Young India Skills University
- Type: Public
- Established: 2024; 2 years ago
- Affiliations: UGC
- Chancellor: Chief Minister of Telangana
- Vice-Chancellor: V.L.V.S.S. Subba Rao
- Location: Hyderabad, Telangana, India
- Campus: Urban;
- Website: yisu.in

= Young India Skills University =

University in Hyderabad, India

Young India Skills University was established in Hyderabad, India, under the public–private partnership model, to help generate employment opportunities and reducing the skill gap among youth.

== Establishment ==
Young India Skills University was established on 11 October 2024 and will start its operations on 4 November 2024. The university was set up to focus on generating the employment opportunities and improving the skill set of the individuals.

Anand Mahindra from Mahindra Group was appointed as first chairman of the university, for one year.

Adani Group donated a cheque of Rs 100 crores to the university.

Logistics company Redington Group invested around Rs 7 crore for the establishment of a logistics lab at a temporary campus.

== Memorandum of understanding ==
Young India Skill University had signed a memorandum of understanding with GMR Hyderabad International Airport Limited to build skill development programmes in the aviation sector.

== Courses ==
Young India Skills University launched with three schools: the School of Logistics and E-Commerce, the School of Healthcare, and the School of Pharmaceuticals and Life Sciences.

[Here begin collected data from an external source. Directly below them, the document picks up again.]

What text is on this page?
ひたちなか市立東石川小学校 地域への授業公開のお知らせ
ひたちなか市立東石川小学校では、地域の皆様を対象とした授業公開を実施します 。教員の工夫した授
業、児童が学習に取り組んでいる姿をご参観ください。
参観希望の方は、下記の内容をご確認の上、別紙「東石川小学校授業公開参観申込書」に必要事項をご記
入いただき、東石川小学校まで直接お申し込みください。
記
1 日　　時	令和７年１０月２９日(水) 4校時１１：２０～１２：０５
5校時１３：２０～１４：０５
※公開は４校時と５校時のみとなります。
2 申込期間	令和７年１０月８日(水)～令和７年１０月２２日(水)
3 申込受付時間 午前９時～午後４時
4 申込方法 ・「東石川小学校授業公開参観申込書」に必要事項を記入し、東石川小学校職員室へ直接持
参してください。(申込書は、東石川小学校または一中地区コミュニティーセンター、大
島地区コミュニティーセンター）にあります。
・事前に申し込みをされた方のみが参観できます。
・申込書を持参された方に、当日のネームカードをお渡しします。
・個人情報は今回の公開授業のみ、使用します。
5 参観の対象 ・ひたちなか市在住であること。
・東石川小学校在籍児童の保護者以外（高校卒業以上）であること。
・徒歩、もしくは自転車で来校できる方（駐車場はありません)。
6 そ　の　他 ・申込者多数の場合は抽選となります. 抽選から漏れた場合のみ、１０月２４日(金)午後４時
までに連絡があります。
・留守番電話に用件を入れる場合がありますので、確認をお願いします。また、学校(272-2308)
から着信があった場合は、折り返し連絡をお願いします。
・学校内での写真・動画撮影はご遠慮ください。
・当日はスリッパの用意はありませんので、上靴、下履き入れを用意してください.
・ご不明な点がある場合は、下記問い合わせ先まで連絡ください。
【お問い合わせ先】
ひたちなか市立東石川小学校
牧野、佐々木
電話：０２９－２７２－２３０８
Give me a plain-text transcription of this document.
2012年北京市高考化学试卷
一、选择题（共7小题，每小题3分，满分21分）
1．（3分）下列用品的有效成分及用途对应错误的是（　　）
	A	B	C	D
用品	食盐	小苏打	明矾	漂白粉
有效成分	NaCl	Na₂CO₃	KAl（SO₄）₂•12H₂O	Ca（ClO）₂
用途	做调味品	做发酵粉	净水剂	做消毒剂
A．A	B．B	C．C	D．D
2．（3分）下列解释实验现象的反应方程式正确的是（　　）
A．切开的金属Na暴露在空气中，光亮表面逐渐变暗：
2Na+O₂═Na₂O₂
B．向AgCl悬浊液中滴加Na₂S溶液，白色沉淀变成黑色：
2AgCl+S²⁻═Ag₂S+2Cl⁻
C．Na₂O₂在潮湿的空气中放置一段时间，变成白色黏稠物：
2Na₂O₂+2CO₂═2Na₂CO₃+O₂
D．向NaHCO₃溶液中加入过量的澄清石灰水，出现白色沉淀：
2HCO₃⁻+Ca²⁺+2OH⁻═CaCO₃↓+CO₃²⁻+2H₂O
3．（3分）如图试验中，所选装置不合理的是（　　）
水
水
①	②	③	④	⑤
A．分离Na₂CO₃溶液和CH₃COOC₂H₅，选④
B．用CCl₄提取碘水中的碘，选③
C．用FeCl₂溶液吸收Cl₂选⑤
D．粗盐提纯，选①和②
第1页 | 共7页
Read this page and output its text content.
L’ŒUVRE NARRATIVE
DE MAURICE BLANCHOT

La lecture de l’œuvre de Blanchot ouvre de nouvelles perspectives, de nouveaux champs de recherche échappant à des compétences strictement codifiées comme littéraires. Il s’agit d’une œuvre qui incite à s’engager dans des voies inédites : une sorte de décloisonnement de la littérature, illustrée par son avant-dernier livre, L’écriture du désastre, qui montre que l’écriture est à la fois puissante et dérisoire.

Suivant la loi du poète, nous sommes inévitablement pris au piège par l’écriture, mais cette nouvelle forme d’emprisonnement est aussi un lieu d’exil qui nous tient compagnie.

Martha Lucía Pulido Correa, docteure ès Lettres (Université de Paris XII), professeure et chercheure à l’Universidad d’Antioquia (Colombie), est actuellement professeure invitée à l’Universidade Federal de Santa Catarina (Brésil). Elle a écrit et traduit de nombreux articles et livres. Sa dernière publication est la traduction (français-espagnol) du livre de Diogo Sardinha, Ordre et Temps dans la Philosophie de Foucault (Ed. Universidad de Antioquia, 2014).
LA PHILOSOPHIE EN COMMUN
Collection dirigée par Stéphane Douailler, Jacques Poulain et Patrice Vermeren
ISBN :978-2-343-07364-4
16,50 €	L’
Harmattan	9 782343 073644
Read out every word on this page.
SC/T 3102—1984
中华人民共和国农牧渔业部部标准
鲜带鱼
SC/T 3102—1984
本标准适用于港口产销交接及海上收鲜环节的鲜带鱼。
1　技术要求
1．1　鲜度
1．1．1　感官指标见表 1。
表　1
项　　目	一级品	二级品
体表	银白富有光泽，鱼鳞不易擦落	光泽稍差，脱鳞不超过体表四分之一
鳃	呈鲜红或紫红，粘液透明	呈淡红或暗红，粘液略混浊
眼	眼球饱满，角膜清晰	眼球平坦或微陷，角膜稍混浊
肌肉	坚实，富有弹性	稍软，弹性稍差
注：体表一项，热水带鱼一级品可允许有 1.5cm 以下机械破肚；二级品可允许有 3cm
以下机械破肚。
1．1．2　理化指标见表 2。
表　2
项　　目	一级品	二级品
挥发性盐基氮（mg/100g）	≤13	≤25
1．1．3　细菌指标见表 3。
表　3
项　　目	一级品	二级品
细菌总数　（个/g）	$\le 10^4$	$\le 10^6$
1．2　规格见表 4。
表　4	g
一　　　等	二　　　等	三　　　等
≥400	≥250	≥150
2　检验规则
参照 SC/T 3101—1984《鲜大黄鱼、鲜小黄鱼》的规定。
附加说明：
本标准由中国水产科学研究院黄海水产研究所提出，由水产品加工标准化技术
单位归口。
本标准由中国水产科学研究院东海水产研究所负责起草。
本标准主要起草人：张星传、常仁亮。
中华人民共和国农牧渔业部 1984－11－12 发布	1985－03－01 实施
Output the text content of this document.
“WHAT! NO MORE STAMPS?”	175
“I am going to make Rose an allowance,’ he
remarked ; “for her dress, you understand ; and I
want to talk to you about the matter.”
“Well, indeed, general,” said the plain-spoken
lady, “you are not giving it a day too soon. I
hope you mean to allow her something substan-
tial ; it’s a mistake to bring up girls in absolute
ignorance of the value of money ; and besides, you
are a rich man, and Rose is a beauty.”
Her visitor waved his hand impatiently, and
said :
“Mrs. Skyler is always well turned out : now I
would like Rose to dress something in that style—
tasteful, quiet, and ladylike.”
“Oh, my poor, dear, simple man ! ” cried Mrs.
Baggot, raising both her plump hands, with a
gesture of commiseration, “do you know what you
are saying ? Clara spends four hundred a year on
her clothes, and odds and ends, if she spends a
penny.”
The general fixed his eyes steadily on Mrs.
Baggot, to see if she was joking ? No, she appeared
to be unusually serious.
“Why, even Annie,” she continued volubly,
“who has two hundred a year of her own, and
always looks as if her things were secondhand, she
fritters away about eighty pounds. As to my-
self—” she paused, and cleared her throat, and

It started with six courses and currently has 17 specialised courses under below heads:

- Course for Warehouse Executive and Key Consignor Executive under Logistics and E-Commerce
- Course for Warehouse Finishing Skills in Nursing Excellence under Healthcare
- Course for the Warehouse the Pharma Associate Program under Pharmaceuticals and Life Sciences
- Courses in English and training on soft skills for final year graduate students

The university has additionally included four new courses in the field of logistics, medical, health, and pharmaceuticals.

Young India Skills University has tied up with EQUIPPP Social Impact Technologies Limited for skill development courses relating to Banking, Financial Services, and Insurance (BFSI).

== Logo ==
The university's logo shows 24 spokes surrounding an outline of India.